Grainstacks at Giverny; the Evening Sun (1888/1889) by Claude MONETThe Museum of Modern Art, Saitama
A leading artist of the Impressionist school, during the 1870s, Claude Monet painted works that captured open-air light on canvas with brisk touches of paint.
In 1883, he moved to Giverny, where he lived for the rest of his life, and pursued ways to express the subtle nuance of light infiltrating through the atmosphere or reflecting on the water’s surface in his paintings.
The paint that makes up Grainstacks is applied in multiple layers and extends to all corners of the painting.
Compared to his artistic style up to the 1870s, the brushwork in this painting is softer and more delicate.

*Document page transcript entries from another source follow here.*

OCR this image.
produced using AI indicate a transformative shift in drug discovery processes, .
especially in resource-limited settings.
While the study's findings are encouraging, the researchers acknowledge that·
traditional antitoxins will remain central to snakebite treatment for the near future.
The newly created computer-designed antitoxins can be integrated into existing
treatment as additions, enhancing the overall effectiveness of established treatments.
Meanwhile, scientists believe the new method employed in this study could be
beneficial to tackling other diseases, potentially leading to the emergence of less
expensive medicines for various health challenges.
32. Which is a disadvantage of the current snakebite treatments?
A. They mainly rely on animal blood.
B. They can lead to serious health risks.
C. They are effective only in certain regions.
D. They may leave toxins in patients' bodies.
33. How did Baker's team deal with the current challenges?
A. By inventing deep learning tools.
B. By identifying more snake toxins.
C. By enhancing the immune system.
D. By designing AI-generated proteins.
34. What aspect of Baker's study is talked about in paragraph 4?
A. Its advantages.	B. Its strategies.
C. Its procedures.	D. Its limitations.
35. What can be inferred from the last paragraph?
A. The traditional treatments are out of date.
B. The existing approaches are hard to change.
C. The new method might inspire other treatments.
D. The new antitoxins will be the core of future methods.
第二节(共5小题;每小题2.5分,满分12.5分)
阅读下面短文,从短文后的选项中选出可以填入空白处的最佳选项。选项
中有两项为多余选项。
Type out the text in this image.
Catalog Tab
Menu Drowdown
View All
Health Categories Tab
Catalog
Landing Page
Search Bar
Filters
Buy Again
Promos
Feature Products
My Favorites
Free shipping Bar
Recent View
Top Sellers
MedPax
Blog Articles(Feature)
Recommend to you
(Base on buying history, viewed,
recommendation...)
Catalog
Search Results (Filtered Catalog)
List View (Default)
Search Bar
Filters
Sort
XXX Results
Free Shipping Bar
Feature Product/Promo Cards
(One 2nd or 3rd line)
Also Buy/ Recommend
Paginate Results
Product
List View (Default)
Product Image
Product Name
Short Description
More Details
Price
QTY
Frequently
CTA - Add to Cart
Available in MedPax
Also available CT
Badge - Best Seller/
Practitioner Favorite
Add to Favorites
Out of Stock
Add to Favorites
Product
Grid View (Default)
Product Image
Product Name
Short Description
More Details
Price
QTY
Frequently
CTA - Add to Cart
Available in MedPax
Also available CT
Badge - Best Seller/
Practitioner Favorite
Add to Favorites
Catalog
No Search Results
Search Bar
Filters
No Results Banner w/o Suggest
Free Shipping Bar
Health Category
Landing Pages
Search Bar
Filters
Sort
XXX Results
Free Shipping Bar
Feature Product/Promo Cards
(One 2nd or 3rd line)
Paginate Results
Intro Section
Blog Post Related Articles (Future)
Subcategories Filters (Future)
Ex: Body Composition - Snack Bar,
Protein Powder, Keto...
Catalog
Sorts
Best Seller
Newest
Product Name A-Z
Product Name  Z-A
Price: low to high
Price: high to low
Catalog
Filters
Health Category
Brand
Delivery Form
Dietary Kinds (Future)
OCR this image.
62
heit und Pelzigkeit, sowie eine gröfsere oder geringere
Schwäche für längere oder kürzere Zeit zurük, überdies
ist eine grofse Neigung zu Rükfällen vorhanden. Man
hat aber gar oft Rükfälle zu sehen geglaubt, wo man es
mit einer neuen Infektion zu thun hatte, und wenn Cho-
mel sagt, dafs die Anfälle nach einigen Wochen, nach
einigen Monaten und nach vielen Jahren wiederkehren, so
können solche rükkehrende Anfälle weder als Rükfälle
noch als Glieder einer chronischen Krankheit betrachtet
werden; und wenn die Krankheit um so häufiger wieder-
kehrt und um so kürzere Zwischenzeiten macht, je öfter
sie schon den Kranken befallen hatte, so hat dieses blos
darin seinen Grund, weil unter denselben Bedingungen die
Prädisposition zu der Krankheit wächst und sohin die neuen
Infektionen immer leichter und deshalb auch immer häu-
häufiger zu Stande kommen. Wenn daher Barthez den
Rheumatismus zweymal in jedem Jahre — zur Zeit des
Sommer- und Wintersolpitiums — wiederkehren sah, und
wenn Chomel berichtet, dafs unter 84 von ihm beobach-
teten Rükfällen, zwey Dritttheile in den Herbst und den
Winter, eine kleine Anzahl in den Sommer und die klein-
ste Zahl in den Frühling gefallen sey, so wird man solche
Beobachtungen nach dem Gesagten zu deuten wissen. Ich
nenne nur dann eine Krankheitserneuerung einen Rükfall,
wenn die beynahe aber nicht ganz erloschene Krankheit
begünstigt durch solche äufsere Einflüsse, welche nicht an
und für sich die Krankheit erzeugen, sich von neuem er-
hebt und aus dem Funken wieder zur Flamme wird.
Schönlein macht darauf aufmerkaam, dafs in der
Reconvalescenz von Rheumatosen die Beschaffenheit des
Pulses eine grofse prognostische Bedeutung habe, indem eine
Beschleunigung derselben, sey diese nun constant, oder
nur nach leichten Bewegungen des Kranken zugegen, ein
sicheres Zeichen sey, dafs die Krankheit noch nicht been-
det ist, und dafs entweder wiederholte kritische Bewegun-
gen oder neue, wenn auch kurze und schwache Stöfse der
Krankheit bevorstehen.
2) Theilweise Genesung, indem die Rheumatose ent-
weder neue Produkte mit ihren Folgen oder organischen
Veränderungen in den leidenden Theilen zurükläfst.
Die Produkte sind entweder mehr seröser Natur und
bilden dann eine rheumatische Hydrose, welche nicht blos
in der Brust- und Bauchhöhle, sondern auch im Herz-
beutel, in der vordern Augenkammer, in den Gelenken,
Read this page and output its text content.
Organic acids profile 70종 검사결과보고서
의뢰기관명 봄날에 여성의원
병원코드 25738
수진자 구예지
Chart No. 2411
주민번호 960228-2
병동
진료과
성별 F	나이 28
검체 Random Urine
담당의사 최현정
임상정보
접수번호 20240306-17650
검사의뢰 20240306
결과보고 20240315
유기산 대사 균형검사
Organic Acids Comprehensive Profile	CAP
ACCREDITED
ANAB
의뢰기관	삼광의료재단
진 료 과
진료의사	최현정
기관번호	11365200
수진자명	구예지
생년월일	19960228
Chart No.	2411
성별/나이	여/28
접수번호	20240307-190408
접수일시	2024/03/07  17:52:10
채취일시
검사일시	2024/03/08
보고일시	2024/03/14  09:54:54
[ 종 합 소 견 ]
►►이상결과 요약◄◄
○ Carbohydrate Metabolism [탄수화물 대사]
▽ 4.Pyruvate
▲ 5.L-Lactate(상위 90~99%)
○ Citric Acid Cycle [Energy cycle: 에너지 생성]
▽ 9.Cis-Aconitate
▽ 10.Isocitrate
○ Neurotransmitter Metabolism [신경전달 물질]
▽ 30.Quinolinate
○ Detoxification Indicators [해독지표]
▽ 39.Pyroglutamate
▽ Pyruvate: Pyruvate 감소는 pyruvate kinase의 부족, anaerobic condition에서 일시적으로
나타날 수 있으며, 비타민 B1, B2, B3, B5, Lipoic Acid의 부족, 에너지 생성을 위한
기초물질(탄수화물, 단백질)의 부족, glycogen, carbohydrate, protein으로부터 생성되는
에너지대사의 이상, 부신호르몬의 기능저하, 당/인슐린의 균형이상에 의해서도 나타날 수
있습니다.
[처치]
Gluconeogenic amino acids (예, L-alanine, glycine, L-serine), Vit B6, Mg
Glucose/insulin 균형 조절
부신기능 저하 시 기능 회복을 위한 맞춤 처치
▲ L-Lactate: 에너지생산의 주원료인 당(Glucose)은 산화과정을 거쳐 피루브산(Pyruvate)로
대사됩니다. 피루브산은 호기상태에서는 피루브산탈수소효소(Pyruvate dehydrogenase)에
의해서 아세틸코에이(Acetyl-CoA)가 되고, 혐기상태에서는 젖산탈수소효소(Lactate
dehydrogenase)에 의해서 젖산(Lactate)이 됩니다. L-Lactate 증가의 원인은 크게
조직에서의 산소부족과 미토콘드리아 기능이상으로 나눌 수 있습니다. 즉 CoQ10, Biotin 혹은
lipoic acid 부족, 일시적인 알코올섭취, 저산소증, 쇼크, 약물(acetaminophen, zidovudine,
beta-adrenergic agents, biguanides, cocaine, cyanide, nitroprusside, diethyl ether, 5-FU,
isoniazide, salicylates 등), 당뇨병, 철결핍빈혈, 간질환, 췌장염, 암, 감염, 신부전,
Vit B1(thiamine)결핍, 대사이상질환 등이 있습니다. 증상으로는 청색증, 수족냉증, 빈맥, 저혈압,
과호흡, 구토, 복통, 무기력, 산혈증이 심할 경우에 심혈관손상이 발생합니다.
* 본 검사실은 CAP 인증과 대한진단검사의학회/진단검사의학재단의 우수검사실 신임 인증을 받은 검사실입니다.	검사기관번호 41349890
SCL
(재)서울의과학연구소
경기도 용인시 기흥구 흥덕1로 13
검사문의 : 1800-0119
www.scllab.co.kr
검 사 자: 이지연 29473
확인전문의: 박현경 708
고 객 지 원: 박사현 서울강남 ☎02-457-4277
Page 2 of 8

Monet created this, and two other paintings from the same viewpoint, from 1888-1889.
Two years later, Monet painted a series of 25 Grainstacks, also known as Haystacks.
Though the subject is a mundane stack of grain, Monet brilliantly captures the incessantly changing world of flowing air and infiltrating light.
Enwrapped in dense air and light, everything seems to be leisurely in motion.
Via a number of serial works that began with Grainstacks, Monet reached the monumental Water Lilies series.
The grainstacks were heaps of unthreshed wheat, which were also used to store food. They can be seen as a symbol of the fertile land in the agricultural countryside of France.